News

House destroyed in fire near Westwood Lake

Rick Kwasnecha, fire prevention officer, photographs the charred hulk of a home on Westwood Road that was destroyed in a blaze early Friday. Nanaimo Fire Rescue and police investigators are picking through the remains to determine why the fire broke out in the vacant house. - Chris Bush/The News Bulletin
Rick Kwasnecha, fire prevention officer, photographs the charred hulk of a home on Westwood Road that was destroyed in a blaze early Friday. Nanaimo Fire Rescue and police investigators are picking through the remains to determine why the fire broke out in the vacant house.
— image credit: Chris Bush/The News Bulletin

An early morning fire destroyed an old farmhouse off Westwood Road Friday.
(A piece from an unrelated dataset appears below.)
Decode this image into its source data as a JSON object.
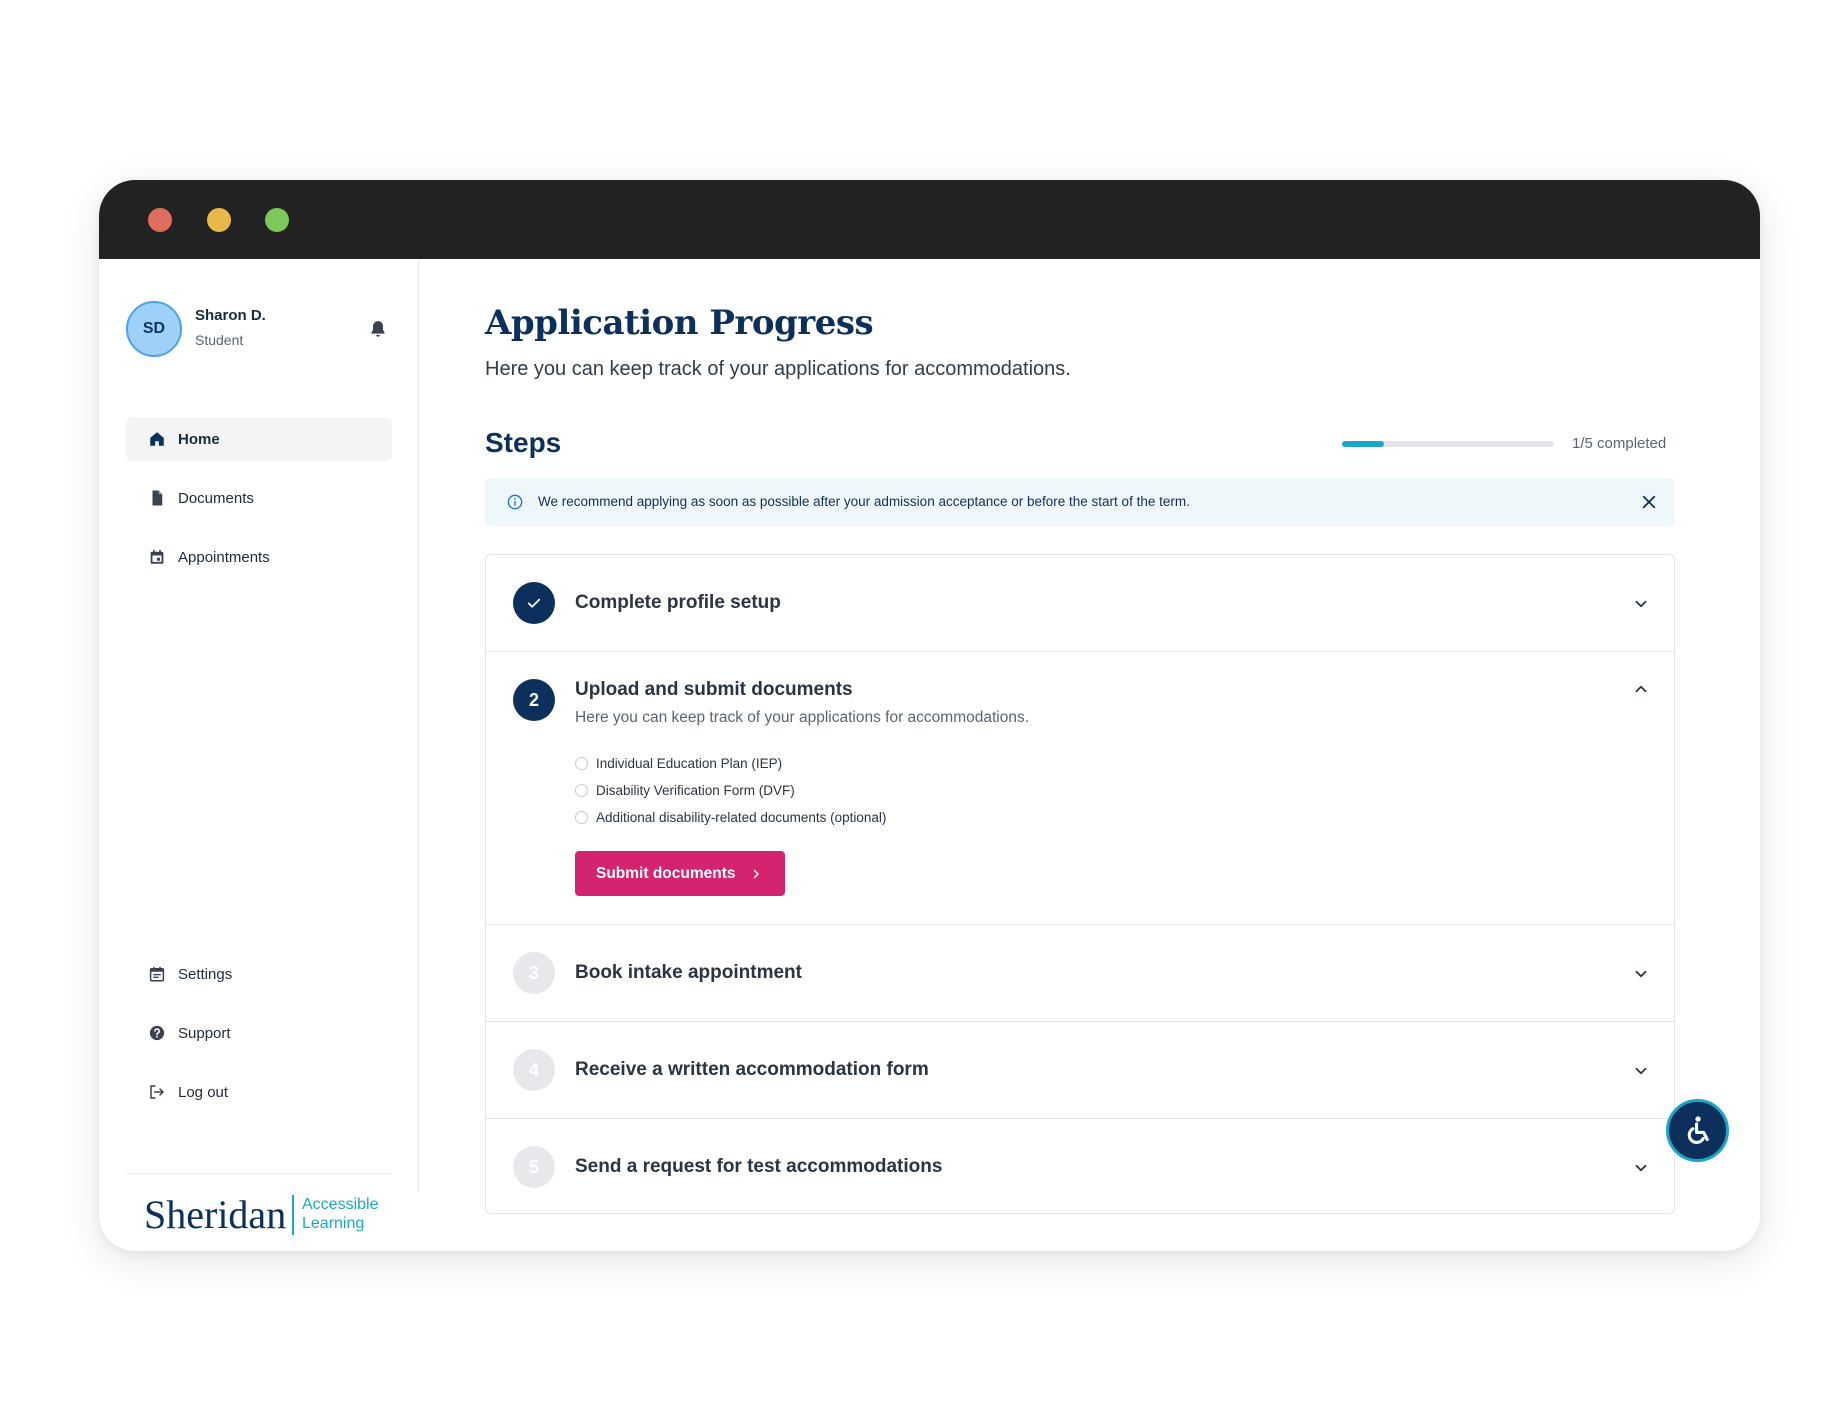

Rick Kwasnecha, fire investigator with Nanaimo Fire Rescue, said when crews were called to the scene around 3:30 a.m., the blaze in two-storey house was already fully involved.

The fire detroyed half of the walls and part of the roof of the house, which was vacant for about a month, he added.

Neighbour Corey Piket was up attending to his sick baby son when he looked out the window and spotted the blaze.

"All of a sudden the house went from nothing to engulfed in flames, an inferno," he said. "I've never seen anything burn that big and so quickly. Talking to 911, I said, 'If you don't get here quick, it's going to be gone.'"

Piket estimates the house was rendered to a burned-out shell after about 10 minutes. His family was up watching fire crews battle the blaze over the next couple of hours.

The house is along a gravel drive that branches off from Westwood Road and Piket said if he hadn't been awake to spot the blaze, flames could easily have spread – there is a stand of trees behind the house and a campground behind those trees.

"It was just a fluke that we were up with the baby," he said.

Dave Johnson, who lives about 200 metres away on the gravel road, said he could feel the heat of the fire from his place. He was wakened by the fire trucks rushing to the scene.

"You couldn't see much, just a big, orange ball," he said.

Kwasnecha said the house was built in the 1920s or 1930s and the old construction, with all-wood interior and no drywall, ensured that once the fire got going, it went up fast.

The recent cool, rainy weather probably stopped the fire from doing any further damage.

"If it would have been dry, it probably would have expanded," he said.

Kwasnecha hadn't determined what started the fire by press time Friday.

He said the owner, who didn't live on site and rented out the house, was checking to see if he had insurance.

Although investigators stated it was too early to say Friday morning whether the fire was suspicious or not, the RCMP's serious crimes unit was on scene.